Take, for example, the case of the Asian Art Museum in San Francisco. The museum houses the largest Asian art collection in the United States, valued at about $4 billion.

IT Director Jim Horio joined the museum in 2000 as the facility was planning to move from an old shared building in Golden Gate Park to a facility across town. At the time, Jim says, “I inherited a nightmare of mixed servers, hardware, and software. My charge was to bring the museum to a high IT standard and manage the infrastructure move into the new building.”

The applications were mixed — with software for fund raising, accounting, retail, and inventory control for the museum’s collection — as was the hardware. “Each application was running on a separate server, usually Dell,” says Horio. “We needed to replace seven Dell PCs and 80 Gateways and standardize the server and PC operating systems. Each server had excess capacity to handle the program it was running, so the total combined excess capacity was significant — but it couldn’t be shared system to system.”

After defining the system requirements, Horio settled on two alternatives: the standard Wintel systems or the iSeries. Using the Wintel systems with Raid 5, the museum would have had to purchase nine servers, each with 3 disk drives, and most servers would have had disk space that would never be used.

Instead, the museum installed a Model 820 iSeries configured with eight Integrated xSeries Servers in one box. The IXSs use one Raid 5 card instead of nine, and have 157 GB of swappable disk space instead of 972 GB. An additional benefit is that recoveries are done in 20 minutes instead of four hours — with no drag in system response time.

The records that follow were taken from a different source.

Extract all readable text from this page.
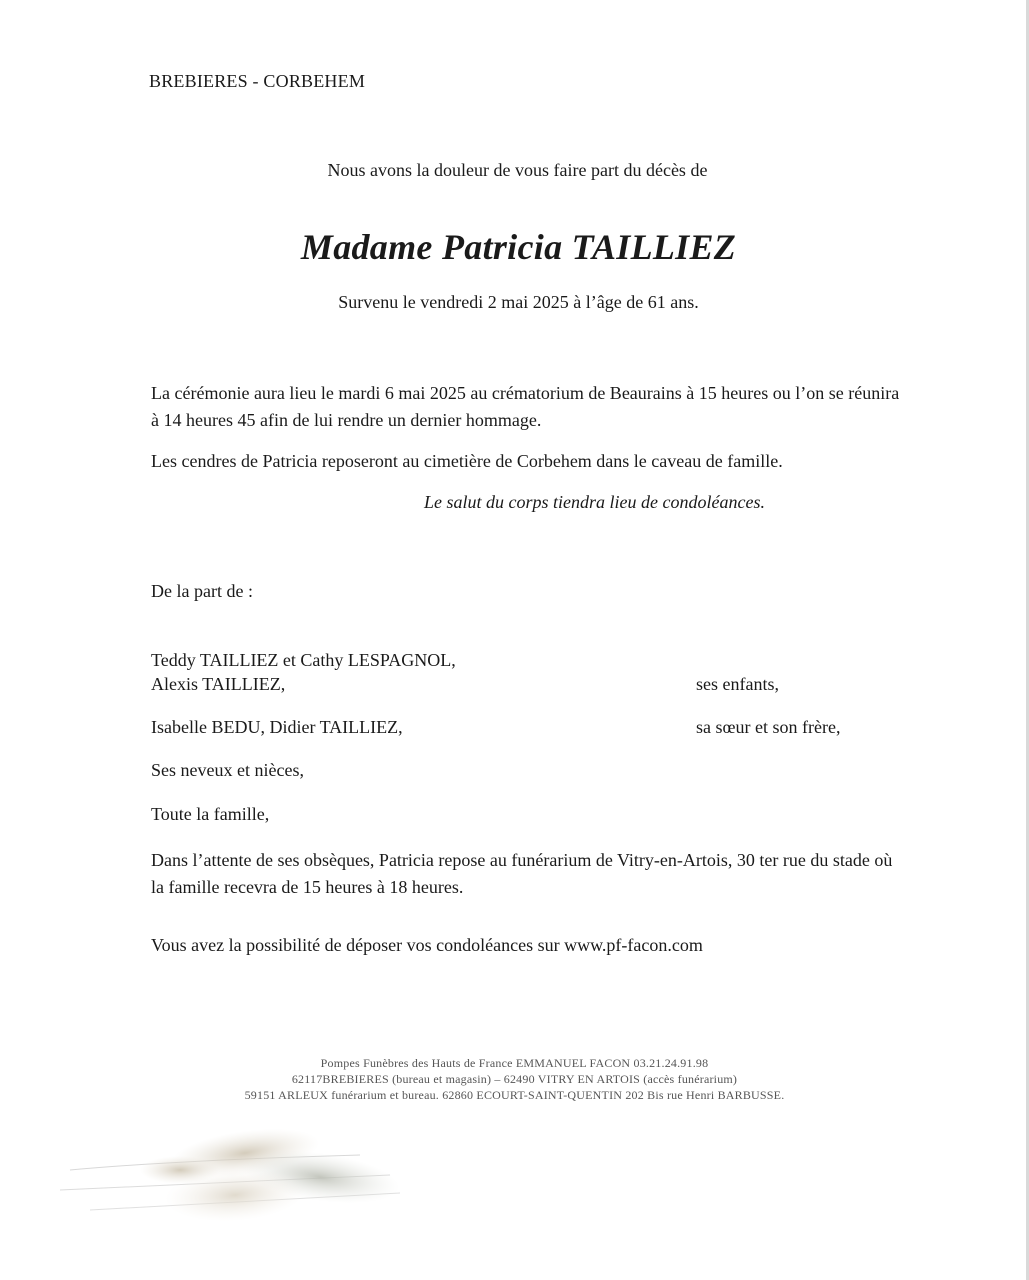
BREBIERES - CORBEHEM
Nous avons la douleur de vous faire part du décès de
Madame Patricia TAILLIEZ
Survenu le vendredi 2 mai 2025 à l’âge de 61 ans.
La cérémonie aura lieu le mardi 6 mai 2025 au crématorium de Beaurains à 15 heures ou l’on se réunira
à 14 heures 45 afin de lui rendre un dernier hommage.
Les cendres de Patricia reposeront au cimetière de Corbehem dans le caveau de famille.
Le salut du corps tiendra lieu de condoléances.
De la part de :
Teddy TAILLIEZ et Cathy LESPAGNOL,
Alexis TAILLIEZ,	ses enfants,
Isabelle BEDU, Didier TAILLIEZ,	sa sœur et son frère,
Ses neveux et nièces,
Toute la famille,
Dans l’attente de ses obsèques, Patricia repose au funérarium de Vitry-en-Artois, 30 ter rue du stade où
la famille recevra de 15 heures à 18 heures.
Vous avez la possibilité de déposer vos condoléances sur www.pf-facon.com
Pompes Funèbres des Hauts de France EMMANUEL FACON 03.21.24.91.98
62117BREBIERES (bureau et magasin) – 62490 VITRY EN ARTOIS (accès funérarium)
59151 ARLEUX funérarium et bureau. 62860 ECOURT-SAINT-QUENTIN 202 Bis rue Henri BARBUSSE.
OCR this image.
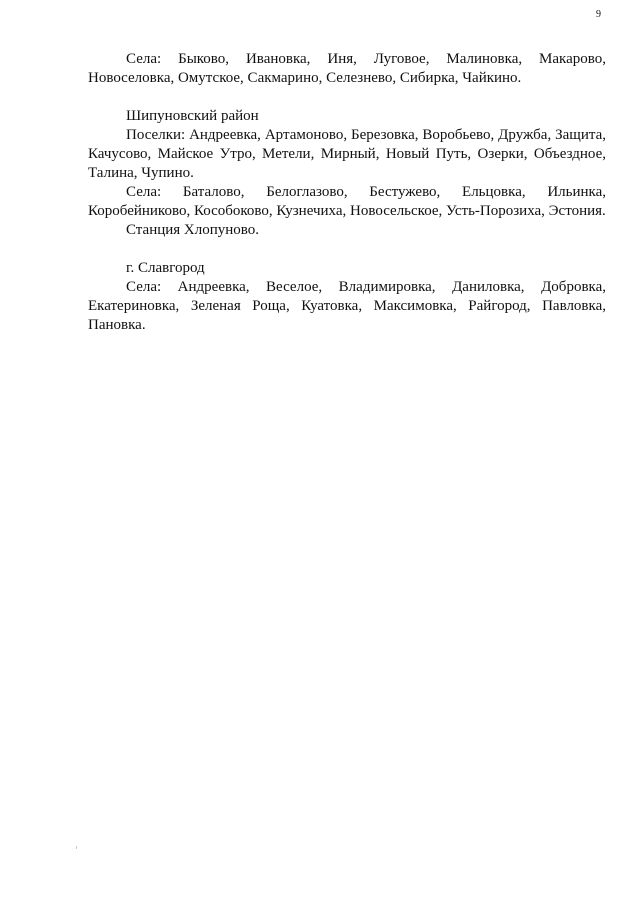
9

Села: Быково, Ивановка, Иня, Луговое, Малиновка, Макарово, Новоселовка, Омутское, Сакмарино, Селезнево, Сибирка, Чайкино.

Шипуновский район

Поселки: Андреевка, Артамоново, Березовка, Воробьево, Дружба, Защита, Качусово, Майское Утро, Метели, Мирный, Новый Путь, Озерки, Объездное, Талина, Чупино.

Села: Баталово, Белоглазово, Бестужево, Ельцовка, Ильинка, Коробейниково, Кособоково, Кузнечиха, Новосельское, Усть-Порозиха, Эстония.

Станция Хлопуново.

г. Славгород

Села: Андреевка, Веселое, Владимировка, Даниловка, Добровка, Екатериновка, Зеленая Роща, Куатовка, Максимовка, Райгород, Павловка, Пановка.
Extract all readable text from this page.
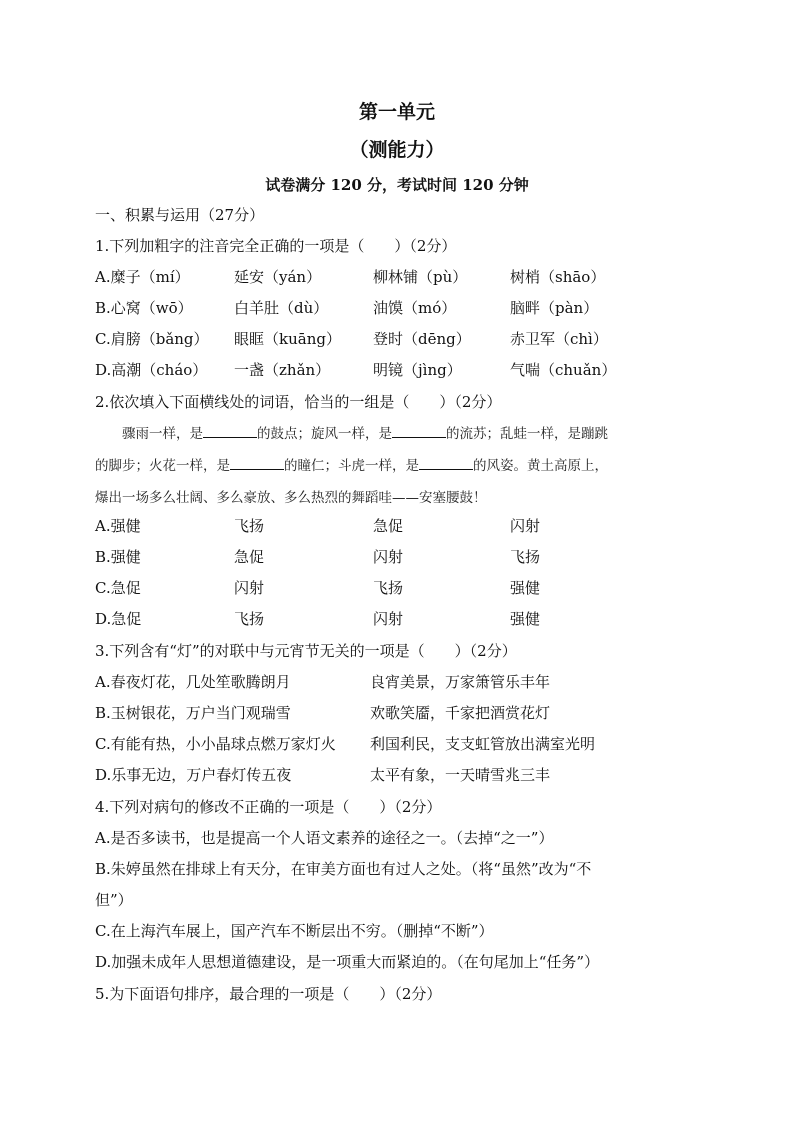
第一单元
（测能力）
试卷满分 120 分，考试时间 120 分钟
一、积累与运用（27分）
1.下列加粗字的注音完全正确的一项是（　　）（2分）
A.糜子（mí）	延安（yán）	柳林铺（pù）	树梢（shāo）
B.心窝（wō）	白羊肚（dù）	油馍（mó）	脑畔（pàn）
C.肩膀（bǎng） 眼眶（kuāng） 登时（dēng）	赤卫军（chì）
D.高潮（cháo） 一盏（zhǎn）	明镜（jìng）	气喘（chuǎn）
2.依次填入下面横线处的词语，恰当的一组是（　　）（2分）

骤雨一样，是	的鼓点；旋风一样，是	的流苏；乱蛙一样，是蹦跳

的脚步；火花一样，是	的瞳仁；斗虎一样，是	的风姿。黄土高原上，

爆出一场多么壮阔、多么豪放、多么热烈的舞蹈哇——安塞腰鼓！

A.强健	飞扬	急促	闪射
B.强健	急促	闪射	飞扬
C.急促	闪射	飞扬	强健
D.急促	飞扬	闪射	强健
3.下列含有“灯”的对联中与元宵节无关的一项是（　　）（2分）
A.春夜灯花，几处笙歌腾朗月	良宵美景，万家箫管乐丰年
B.玉树银花，万户当门观瑞雪	欢歌笑靥，千家把酒赏花灯
C.有能有热，小小晶球点燃万家灯火 利国利民，支支虹管放出满室光明
D.乐事无边，万户春灯传五夜	太平有象，一天晴雪兆三丰
4.下列对病句的修改不正确的一项是（　　）（2分）
A.是否多读书，也是提高一个人语文素养的途径之一。（去掉“之一”）
B.朱婷虽然在排球上有天分，在审美方面也有过人之处。（将“虽然”改为“不
但”）
C.在上海汽车展上，国产汽车不断层出不穷。（删掉“不断”）
D.加强未成年人思想道德建设，是一项重大而紧迫的。（在句尾加上“任务”）
5.为下面语句排序，最合理的一项是（　　）（2分）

Horio applauds other benefits of the new system. “It has great stability,” he says. “And now backups take only two hours for 150 GB instead of 12 hours for 72 GB with the old system. And finally, we didn’t have to add staff. The whole thing is run by me and one other person.”

The server consolidation story at customs brokerage firm George H. Young (GHY) is equally impressive. GHY had been running an AS/400 and seven other servers with a mix of Windows and Linux to operate their firewall, Web hosting, and business applications. Backup and effective resource utilization were big problems, and, according to Nigel Fortlage, vice president of IT, “we were looking at putting in nine Intel servers and adding three additional staff members.”

Once GHY took a look at the numbers, Fortlage says, the financial decision was easy. The shop installed an iSeries 820 for $30,000 less than the nine Intel servers would have cost, and the shop didn’t have to hire any additional staff. Furthermore, Fortlage says, “The performance data is incredible — two times the Intel servers. On top of that, our bandwidth performance is also excellent.”

While these server consolidations are impressive enough, both Horio and Fortlage share some level of surprise and pleasure that Linux will be such a great fit in the new iSeries environments.

For Fortlage, Linux was already a component of the system. What he wasn’t expecting was the outstanding performance of Linux on the iSeries platform. While he still rates OS/400 as the most reliable operating system GHY uses, he ranks Linux second — ahead of both Windows and SCO Unix. As a result, GHY is now taking Linux on the iSeries more seriously in its move toward more realtime applications.

Though the Asian Art Museum hasn’t installed Linux yet, it is also headed down the Linux path. “One of the reasons we got the iSeries,” says Horio, “is for Linux. It’s the next logical step.”

The museum’s current Web site is vendor-hosted. But the shop is moving to “Webify” more and more of its applications. For example, the museum currently stores images of each of the 15,000 pieces of the collection on an Apple computer. These images are all being moved to the iSeries, and 2,500 of these will be available online to the public. Linux will play an integral role in that Web environment.

“It wouldn’t make any sense to put it on another machine,” says Horio. “The iSeries is a good combination box that can do multiple things.”

Horio prides himself on being an accountant by trade. “I come from the viewpoint of cost reduction,” he says. “The iSeries has proved itself as the best choice.”